Thurman slapped the mute button on the phone controls. “What the hell are you doing?”

“Getting the kids out of there. Both of them.”

“You’re gonna lose him.”

“I’m not going to lose anyone,” Matt exploded. “Now turn the damn telephone back on.”

His blood screaming in his veins, Matt waited until the light blinked green. “James, you still there?”

“I—I can’t do it. I can’t decide.”

“One of them has to go.” Matt closed his eyes and pinched the bridge of his nose. His throat felt as though it had been scraped raw. His head felt as if it was going to explode. “You have to choose. Which one lives, which one stays, and maybe dies?”

James sobbed into the phone.

“Unless you want to send them both out,” Matt suggested softly.

“Then I won’t have nobody. I won’t have nobody, man.”

“You’ll have me. I’m not going anywhere.”

The H.T. made a sound like a trapped animal. Wounded. Dying. The phone clattered as if he’d dropped it.

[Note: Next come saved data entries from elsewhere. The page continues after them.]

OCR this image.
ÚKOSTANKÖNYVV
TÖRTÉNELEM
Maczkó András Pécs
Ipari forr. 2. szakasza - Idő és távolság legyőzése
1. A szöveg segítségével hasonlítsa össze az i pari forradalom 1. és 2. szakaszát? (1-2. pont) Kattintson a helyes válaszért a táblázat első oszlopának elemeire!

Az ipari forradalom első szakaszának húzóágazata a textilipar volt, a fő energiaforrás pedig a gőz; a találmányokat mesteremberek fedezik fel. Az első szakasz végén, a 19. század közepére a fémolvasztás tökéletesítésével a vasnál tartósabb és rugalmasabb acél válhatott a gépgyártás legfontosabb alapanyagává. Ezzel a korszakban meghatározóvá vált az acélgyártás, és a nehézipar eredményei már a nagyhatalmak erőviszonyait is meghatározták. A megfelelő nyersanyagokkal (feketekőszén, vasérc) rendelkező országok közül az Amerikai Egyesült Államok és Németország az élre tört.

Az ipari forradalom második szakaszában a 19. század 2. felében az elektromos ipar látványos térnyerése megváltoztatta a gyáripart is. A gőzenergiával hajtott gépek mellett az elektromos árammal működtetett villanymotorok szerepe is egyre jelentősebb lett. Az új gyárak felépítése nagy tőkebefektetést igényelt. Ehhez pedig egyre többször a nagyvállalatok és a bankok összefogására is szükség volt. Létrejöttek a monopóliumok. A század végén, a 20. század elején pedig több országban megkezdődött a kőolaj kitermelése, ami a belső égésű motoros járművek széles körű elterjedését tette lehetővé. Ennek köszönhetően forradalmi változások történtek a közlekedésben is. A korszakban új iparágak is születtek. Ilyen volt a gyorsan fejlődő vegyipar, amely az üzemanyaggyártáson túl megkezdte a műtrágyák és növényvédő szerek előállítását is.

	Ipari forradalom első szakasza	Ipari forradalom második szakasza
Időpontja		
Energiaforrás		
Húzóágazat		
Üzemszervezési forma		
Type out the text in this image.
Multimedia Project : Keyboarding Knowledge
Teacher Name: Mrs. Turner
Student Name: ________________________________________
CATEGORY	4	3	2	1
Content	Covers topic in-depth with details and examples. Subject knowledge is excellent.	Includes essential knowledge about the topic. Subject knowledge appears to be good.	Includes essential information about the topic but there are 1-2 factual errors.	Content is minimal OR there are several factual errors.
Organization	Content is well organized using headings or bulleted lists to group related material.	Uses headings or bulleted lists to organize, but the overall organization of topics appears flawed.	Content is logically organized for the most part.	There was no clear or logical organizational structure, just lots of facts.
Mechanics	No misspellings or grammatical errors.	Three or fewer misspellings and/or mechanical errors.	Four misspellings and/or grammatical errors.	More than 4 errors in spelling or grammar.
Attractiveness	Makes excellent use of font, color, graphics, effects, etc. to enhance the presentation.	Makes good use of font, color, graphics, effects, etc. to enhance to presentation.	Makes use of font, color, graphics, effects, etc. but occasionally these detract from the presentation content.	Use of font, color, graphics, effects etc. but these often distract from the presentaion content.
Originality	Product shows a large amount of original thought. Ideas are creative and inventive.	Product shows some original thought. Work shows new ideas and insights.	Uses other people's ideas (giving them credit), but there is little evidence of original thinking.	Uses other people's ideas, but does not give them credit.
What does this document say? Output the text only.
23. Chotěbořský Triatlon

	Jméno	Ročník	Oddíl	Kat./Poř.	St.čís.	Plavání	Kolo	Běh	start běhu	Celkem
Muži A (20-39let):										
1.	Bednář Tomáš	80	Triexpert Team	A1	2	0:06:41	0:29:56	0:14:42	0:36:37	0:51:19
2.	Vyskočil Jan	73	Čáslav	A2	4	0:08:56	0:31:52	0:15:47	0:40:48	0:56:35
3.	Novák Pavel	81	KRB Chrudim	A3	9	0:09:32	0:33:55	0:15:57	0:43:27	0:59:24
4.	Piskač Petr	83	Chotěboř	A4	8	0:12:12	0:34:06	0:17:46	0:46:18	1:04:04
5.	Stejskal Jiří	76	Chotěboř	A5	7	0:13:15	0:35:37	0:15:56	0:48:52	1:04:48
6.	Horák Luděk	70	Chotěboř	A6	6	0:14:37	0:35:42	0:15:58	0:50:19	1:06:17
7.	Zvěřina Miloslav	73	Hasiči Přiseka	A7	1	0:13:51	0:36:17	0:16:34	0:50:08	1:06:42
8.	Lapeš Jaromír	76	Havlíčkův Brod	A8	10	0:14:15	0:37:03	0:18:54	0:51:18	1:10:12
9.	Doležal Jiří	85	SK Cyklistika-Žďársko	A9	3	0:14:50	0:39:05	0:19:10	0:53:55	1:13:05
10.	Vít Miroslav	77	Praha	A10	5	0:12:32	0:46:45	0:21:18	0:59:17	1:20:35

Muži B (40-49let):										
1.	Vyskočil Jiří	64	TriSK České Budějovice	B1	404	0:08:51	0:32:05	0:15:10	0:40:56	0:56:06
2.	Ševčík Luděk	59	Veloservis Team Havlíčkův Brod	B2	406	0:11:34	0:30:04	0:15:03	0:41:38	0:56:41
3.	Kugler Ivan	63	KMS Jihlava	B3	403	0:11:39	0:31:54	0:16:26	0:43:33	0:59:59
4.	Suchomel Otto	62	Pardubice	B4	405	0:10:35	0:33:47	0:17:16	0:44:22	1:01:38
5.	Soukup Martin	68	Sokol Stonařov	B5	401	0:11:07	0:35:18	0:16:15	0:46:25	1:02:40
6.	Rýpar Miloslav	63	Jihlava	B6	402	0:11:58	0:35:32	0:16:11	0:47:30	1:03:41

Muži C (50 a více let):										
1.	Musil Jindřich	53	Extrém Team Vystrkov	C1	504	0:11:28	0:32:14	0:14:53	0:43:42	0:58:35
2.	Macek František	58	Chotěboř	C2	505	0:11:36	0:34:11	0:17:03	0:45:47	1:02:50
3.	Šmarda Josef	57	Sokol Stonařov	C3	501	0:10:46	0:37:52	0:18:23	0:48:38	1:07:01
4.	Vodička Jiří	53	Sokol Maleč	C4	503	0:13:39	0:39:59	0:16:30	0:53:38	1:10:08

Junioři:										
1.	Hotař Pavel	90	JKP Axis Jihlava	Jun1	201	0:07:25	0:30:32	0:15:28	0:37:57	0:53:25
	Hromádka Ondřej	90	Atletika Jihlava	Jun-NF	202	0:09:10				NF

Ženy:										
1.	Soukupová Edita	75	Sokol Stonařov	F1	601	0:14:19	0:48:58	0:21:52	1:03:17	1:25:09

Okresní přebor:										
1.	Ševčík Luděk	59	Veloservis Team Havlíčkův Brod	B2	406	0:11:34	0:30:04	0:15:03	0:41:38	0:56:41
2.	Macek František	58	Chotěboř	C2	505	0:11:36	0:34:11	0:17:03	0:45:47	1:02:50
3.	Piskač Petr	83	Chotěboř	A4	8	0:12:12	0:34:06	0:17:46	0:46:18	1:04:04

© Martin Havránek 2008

“James? James!” Matt yelled, his gaze glued to the video monitor. His body braced for the blast of gunfire.

He’d pushed too hard. God, he’d pushed too hard, too fast.

But there were no gunshots. An eerie silence descended on the scene as parabolic microphones across the street from the H.T.’s house picked up the creak of hinges. Time stopped as the front door swung slowly open.

Eight-year-old Jasmine Hampton stood in the doorway, cheeks streaked with tears. Her brother nudged her from behind, and they stepped out onto the porch, blinking like owls in the bright sunlight. Their father stood behind them, a dim silhouette of a man in a shadowed foyer.

Matt didn’t move. Didn’t breathe. “Come on. Come on,” he whispered to no one.

Brother and sister took another halting step forward, then another.

Four tactical officers in full body armor darted from cover. Two trained weapons on the entrance to the house. A third officer scooped up Jasmine, tucked her against his side and kept running. The fourth slung an arm around James Junior’s shoulders, shielding him and hurrying him along. But the boy stopped, turned to look back at the house, his eyes huge and haunted.

On the porch, James Hampton fell to his knees as the robot rolled to the door.

Come on, James, Matt willed. Get the tape and get back inside. Get on the phone. Talk to me.

James stood, but he didn’t pick up the tape. He looked at the clear expanse of azure sky. Watched the breeze rattle the sugar maples. Wiped the dampness from his cheeks.

Matt shuddered. No. He knew that look. James wasn’t going back to the phone. Throwing off his headset, he ran for the door. He had to get outside. Had to get to his H.T.—

Even as he started to move, Matt knew it was too late. He stared, transfixed, at the monitor as James lifted his weapon and ran toward the police barricades on the street. The shotgun muzzle flashed and a deep-throated concussion shook the video camera.

In the side yard James Junior tried to run back toward the house, but an officer restrained him. Horror etched a deep epithet into the boy’s face as he watched his father pull the trigger again, then a third time, until the perimeter officers were left with no choice but to return fire.

A barrage of small arms fire peppered the air, and James Hampton wasn’t living in limbo any longer.